About this time last year, David and I sat in a nice restaurant and enjoyed one of our favorite traditions as we waited for our meals. Typically when we celebrate our birthdays, we ask each other questions like, “What was your favorite part of last year?” and “What did you learn since your last birthday?”
I didn’t think twice when he asked me, “What are you most looking forward to about next year?” Without hesitation I answered, “Having a baby”. It felt surreal to say the words, especially since the journey to both of us being “ready” had its fair share of twists and turns. As we sat in anticipation together on my twenty-sixth birthday, it never dawned on me that I’d be approaching twenty-seven without a baby in my arms.
Dr. Brené Brown made the astute observation that “scars are easier to talk about than they are to show.” She added, “Rarely do we see wounds that are in the process of healing.” On the rare occasion that an open wound is uncovered, it tends to be met with either tactless intrigue or unapologetic disgust. We stare too long or we can’t look at all. I’m usually in the second category.
Since the beginning of our struggle fifteen months ago, I’ve mostly kept my wounds covered. I feared the stares, and I dreaded the turned heads. I wanted to protect our privacy. I didn’t want others to feel uncomfortable. I was waiting for our story to have a happy ending before it was told.
My tune has changed in recent days, thanks in part to Dr. Brown’s insight. Her writing brought to mind the apostle Paul’s well-known words: “[The Lord] said to me, ‘My grace is sufficient for you, for my power is made perfect in weakness.’ Therefore I will boast all the more gladly of my weaknesses, so that the power of Christ may rest upon me. For the sake of Christ, then, I am content with weaknesses, insults, hardships, persecutions, and calamities. For when I am weak, then I am strong” (2 Corinthians 12:9-10).
Like Dr. Brown wrote, it’s not always easy to show our scars, much less our open wounds. Sometimes, though, it’s worth giving others a glimpse of our brokenness “for the sake of Christ”.

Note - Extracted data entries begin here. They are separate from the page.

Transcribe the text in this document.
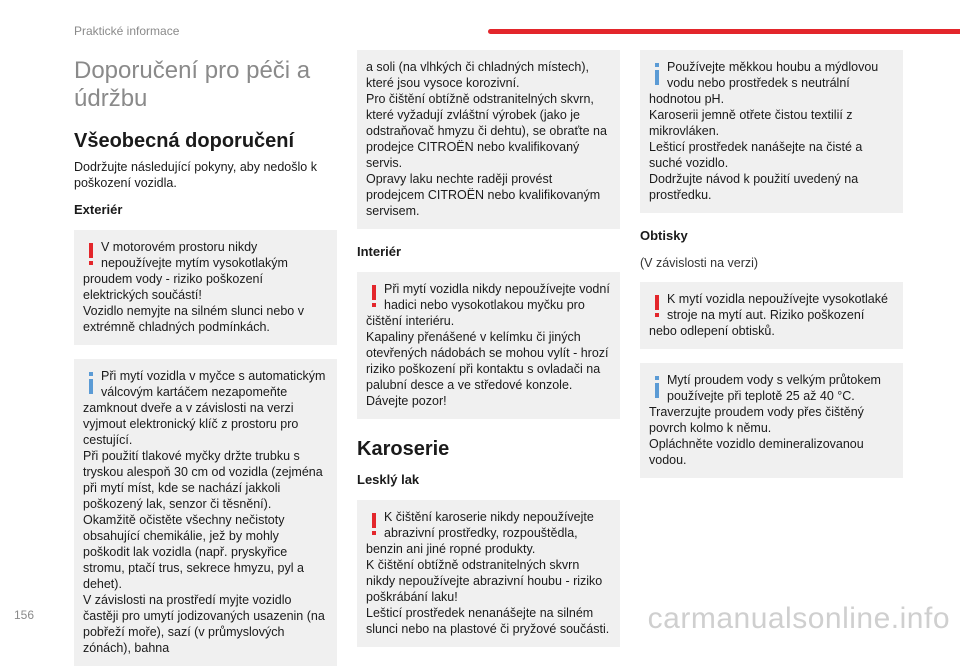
Praktické informace
Doporučení pro péči a údržbu
Všeobecná doporučení

Dodržujte následující pokyny, aby nedošlo k poškození vozidla.

Exteriér
V motorovém prostoru nikdy nepoužívejte mytím vysokotlakým proudem vody - riziko poškození elektrických součástí!
Vozidlo nemyjte na silném slunci nebo v extrémně chladných podmínkách.
Při mytí vozidla v myčce s automatickým válcovým kartáčem nezapomeňte zamknout dveře a v závislosti na verzi vyjmout elektronický klíč z prostoru pro cestující.
Při použití tlakové myčky držte trubku s tryskou alespoň 30 cm od vozidla (zejména při mytí míst, kde se nachází jakkoli poškozený lak, senzor či těsnění).
Okamžitě očistěte všechny nečistoty obsahující chemikálie, jež by mohly poškodit lak vozidla (např. pryskyřice stromu, ptačí trus, sekrece hmyzu, pyl a dehet).
V závislosti na prostředí myjte vozidlo častěji pro umytí jodizovaných usazenin (na pobřeží moře), sazí (v průmyslových zónách), bahna
a soli (na vlhkých či chladných místech), které jsou vysoce korozivní.
Pro čištění obtížně odstranitelných skvrn, které vyžadují zvláštní výrobek (jako je odstraňovač hmyzu či dehtu), se obraťte na prodejce CITROËN nebo kvalifikovaný servis.
Opravy laku nechte raději provést prodejcem CITROËN nebo kvalifikovaným servisem.
Interiér
Při mytí vozidla nikdy nepoužívejte vodní hadici nebo vysokotlakou myčku pro čištění interiéru.
Kapaliny přenášené v kelímku či jiných otevřených nádobách se mohou vylít - hrozí riziko poškození při kontaktu s ovladači na palubní desce a ve středové konzole. Dávejte pozor!
Karoserie
Lesklý lak
K čištění karoserie nikdy nepoužívejte abrazivní prostředky, rozpouštědla, benzin ani jiné ropné produkty.
K čištění obtížně odstranitelných skvrn nikdy nepoužívejte abrazivní houbu - riziko poškrábání laku!
Lešticí prostředek nenanášejte na silném slunci nebo na plastové či pryžové součásti.
Používejte měkkou houbu a mýdlovou vodu nebo prostředek s neutrální hodnotou pH.
Karoserii jemně otřete čistou textilií z mikrovláken.
Lešticí prostředek nanášejte na čisté a suché vozidlo.
Dodržujte návod k použití uvedený na prostředku.
Obtisky

(V závislosti na verzi)

K mytí vozidla nepoužívejte vysokotlaké stroje na mytí aut. Riziko poškození nebo odlepení obtisků.
Mytí proudem vody s velkým průtokem používejte při teplotě 25 až 40 °C.
Traverzujte proudem vody přes čištěný povrch kolmo k němu.
Opláchněte vozidlo demineralizovanou vodou.
156	carmanualsonline.info
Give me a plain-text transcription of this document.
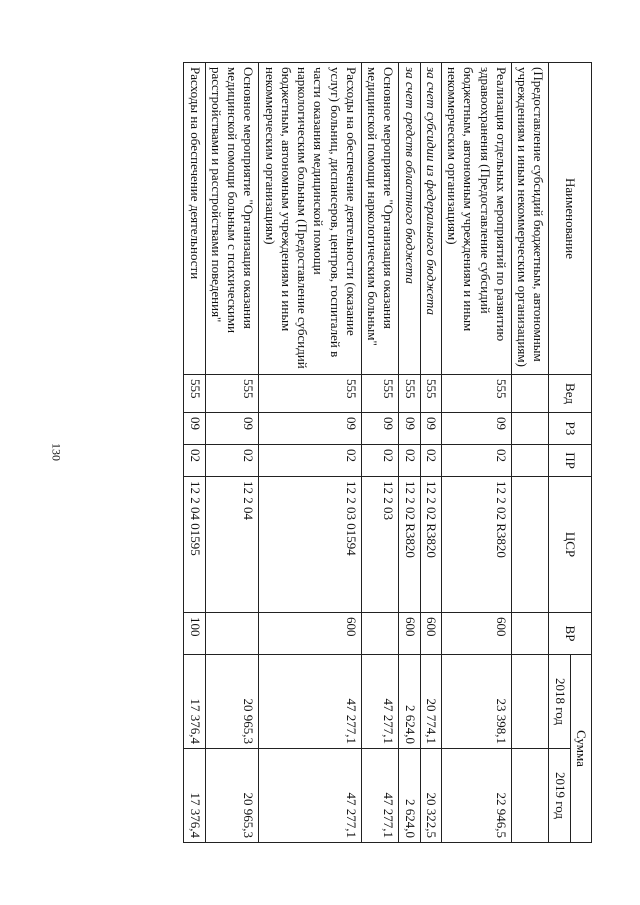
130
Наименование	Вед	РЗ	ПР	ЦСР	ВР	Сумма	
						2018 год	2019 год
(Предоставление субсидий бюджетным, автономным учреждениям и иным некоммерческим организациям)							
Реализация отдельных мероприятий по развитию здравоохранения (Предоставление субсидий бюджетным, автономным учреждениям и иным некоммерческим организациям)	555	09	02	12 2 02 R3820	600	23 398,1	22 946,5
за счет субсидии из федерального бюджета	555	09	02	12 2 02 R3820	600	20 774,1	20 322,5
за счет средств областного бюджета	555	09	02	12 2 02 R3820	600	2 624,0	2 624,0
Основное мероприятие "Организация оказания медицинской помощи наркологическим больным"	555	09	02	12 2 03		47 277,1	47 277,1
Расходы на обеспечение деятельности (оказание услуг) больниц, диспансеров, центров, госпиталей в части оказания медицинской помощи наркологическим больным (Предоставление субсидий бюджетным, автономным учреждениям и иным некоммерческим организациям)	555	09	02	12 2 03 01594	600	47 277,1	47 277,1
Основное мероприятие "Организация оказания медицинской помощи больным с психическими расстройствами и расстройствами поведения"	555	09	02	12 2 04		20 965,3	20 965,3
Расходы на обеспечение деятельности	555	09	02	12 2 04 01595	100	17 376,4	17 376,4
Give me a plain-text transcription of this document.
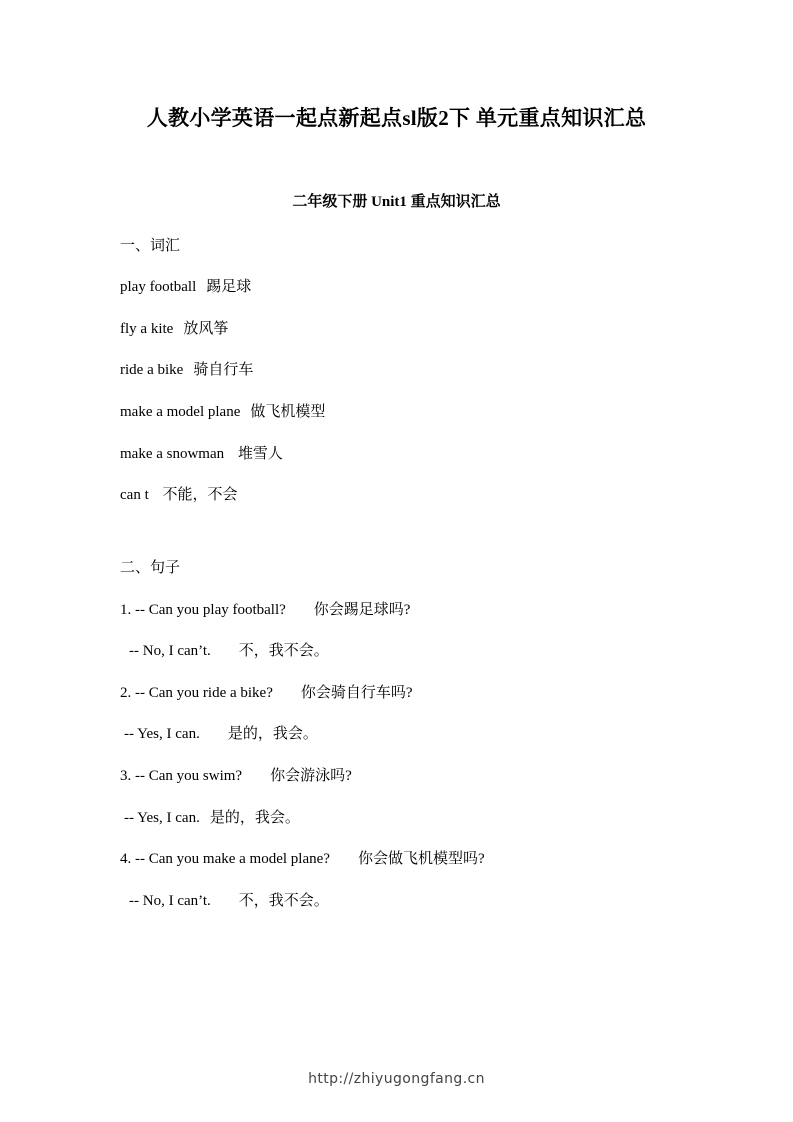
人教小学英语一起点新起点sl版2下 单元重点知识汇总
二年级下册 Unit1 重点知识汇总

一、词汇

play football 踢足球

fly a kite 放风筝

ride a bike 骑自行车

make a model plane 做飞机模型

make a snowman 堆雪人

can t 不能，不会

二、句子

1. -- Can you play football? 你会踢足球吗?

-- No, I can’t. 不，我不会。

2. -- Can you ride a bike? 你会骑自行车吗?

-- Yes, I can. 是的，我会。

3. -- Can you swim? 你会游泳吗?

-- Yes, I can. 是的，我会。

4. -- Can you make a model plane? 你会做飞机模型吗?

-- No, I can’t. 不，我不会。

http://zhiyugongfang.cn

A year and a half ago I read a tweet by Sara Hagerty, and at the time I didn’t imagine my experience would resemble hers in any fashion. Although life has taken an unexpected turn, I haven’t forgotten what she wrote: “If knowing Him more intimately is my end goal, there’s not one single thing I will face today that can’t serve to draw me into this.”
Walking through what the doctors have labeled as “unexplained infertility” has allowed me to see God from a different angle and know Him more intimately as a result. Some of you may be able to recount God’s faithfulness from a similar vantage point. In fact, many have gazed at God from this perspective far longer than I have. Others of you have watched God prove His faithfulness from a totally different set of circumstances. Regardless of the specifics, every single situation we face is brimming with opportunity to know Him better.
When we open up about our lives and choose to show our scars – with wisdom and discernment, of course – we give others a snapshot of God’s character displayed in ways they may not have seen otherwise. And in so doing, we extend an invitation for them to know Him more intimately too.
Five words are at the forefront of my mind as I share our story – for the sake of Christ. Sure, we could wait around for the plot twist we hope is coming. Yes, we could keep quiet until we have a clearer picture of God’s plans for our family. But for the sake of Christ, we don’t want to wait anymore. And whatever your tendency – whether you’re prone to gawk or turn away – rest assured I’m not looking to get something from you, but to give something to you. I want to tell you what I’ve seen.
My circumstances have magnified God’s grace, goodness, loveliness, and sovereignty. My heart has caught a glimpse of the occupied throne of heaven, and because the One who sits on it does all things well, I’ve experienced a peace of mind I didn’t know was possible. Every morning has brought new mercies. I’ve tasted the love that’s better than anything this world has to offer. And the Word of God? It’s more powerful and more life-giving than I thought it was.
Don’t let me fool you. My view isn’t crystal clear. It continues to be blurred by tears, clouded by questions, and limited this side of heaven. But when I really look – even through the tears – this is what I see. “My ears had heard of you,” wrote Job, “but now my eyes have seen you” (Job 42:5).
I don’t know what you’ve experienced in the past or what you face today, but I do know your Father never turns a blind eye – whether your scars have healed or your wounds are fresh. “I will rejoice in your steadfast love,” David explained, “because you have seen my affliction; you have known the distress of my soul” (Psalm 31:7).
We aren’t guaranteed the ability to reproduce or cancer-free lives or full bank accounts, but we can live with the assurance that He sees, He knows, and He truly does care (1 Peter 5:7).
And that, my friends, really is enough.